MONICA SABOLO La fin de l’été
JAMAIS PETIT POUCET NE NOUS A TANT ÉMUS. Lors d’un pique-nique estival au bord du lac Léman, alors que Benjamin, adolescent tourmenté, commence à se laisser troubler par les amies de sa soeur, celle-ci disparaît. Summer a 19 ans. La police ne trouve aucun indice. Comme si le Léman l’avait avalée. C’est pourquoi, depuis, « dans les rêves de Benjamin, il y a toujours le lac ». C’est pourquoi, dans ce roman atmosphérique, et, pourrait-on dire, aquatique, se promène au milieu des algues et des poissons, dans les ténèbres des eaux glacées ou la luminescence des aquariums, mais aussi dans la clarté nuageuse des regrets, une jeune fille en chemise de nuit bleue, aux longs cheveux blonds et à l’expression énigmatique. Summer volatilisée, Benjamin s’est drogué, a cédé à la violence, est tombé amoureux de Jill, l’amie de la grande soeur tant aimée disparue, a tout gâché, s’est replié sur lui-même…

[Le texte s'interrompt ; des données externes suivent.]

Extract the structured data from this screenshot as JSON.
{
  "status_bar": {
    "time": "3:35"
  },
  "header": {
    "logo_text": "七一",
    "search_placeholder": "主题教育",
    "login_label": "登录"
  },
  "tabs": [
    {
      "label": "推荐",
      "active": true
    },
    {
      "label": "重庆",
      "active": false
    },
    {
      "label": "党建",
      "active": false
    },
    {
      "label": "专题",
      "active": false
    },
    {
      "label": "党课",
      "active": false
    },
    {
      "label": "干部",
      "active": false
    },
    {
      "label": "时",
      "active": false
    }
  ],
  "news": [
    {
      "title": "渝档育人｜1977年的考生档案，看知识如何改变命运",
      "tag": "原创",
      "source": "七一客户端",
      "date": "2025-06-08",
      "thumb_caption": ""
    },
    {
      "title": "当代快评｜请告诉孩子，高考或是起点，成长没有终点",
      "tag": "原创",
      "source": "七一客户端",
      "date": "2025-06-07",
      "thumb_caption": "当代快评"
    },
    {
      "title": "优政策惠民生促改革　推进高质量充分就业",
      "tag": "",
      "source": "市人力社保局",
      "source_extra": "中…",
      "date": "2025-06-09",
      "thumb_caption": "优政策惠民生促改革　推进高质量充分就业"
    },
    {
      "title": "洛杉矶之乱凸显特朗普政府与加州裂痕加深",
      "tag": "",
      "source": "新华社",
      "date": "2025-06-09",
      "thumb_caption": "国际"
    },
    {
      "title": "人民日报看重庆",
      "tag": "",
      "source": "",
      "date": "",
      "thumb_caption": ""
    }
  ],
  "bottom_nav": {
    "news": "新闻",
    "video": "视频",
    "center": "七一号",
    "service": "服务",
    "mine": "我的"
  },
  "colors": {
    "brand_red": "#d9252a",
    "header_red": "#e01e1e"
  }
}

Vingt-quatre ans plus tard, il est pris de crises de panique épouvantables et n’arrive plus à vivre. Comment a-t-il fait, d’ailleurs, pour tenir si longtemps sans savoir si Summer est vivante ou morte ? Alors Benjamin tente de retrouver, comme s’il ramassait des cailloux sur le chemin, le fil de leur enfance commune auprès d’un père séducteur mais autoritaire, et d’une mère belle et mélancolique, dans un milieu très favorisé où il faut avant tout sauver les apparences. Benjamin vit en compagnie du fantôme de Summer depuis si longtemps qu’il en a oublié d’interroger plus précisément sa mémoire ainsi que tous ceux qui ont traversé ce drame. S’entrecroisent ainsi dans un ballet gracieux, à l’écriture très maîtrisée, les éclats coupants du passé revisité et le présent d’un homme qui perd pied. Une variation intelligente sur le thème d’Ophélie, un faux-vrai thriller sur les secrets de famille, et surtout un roman élégiaque sur la beauté fragile de l’adolescence. I. P.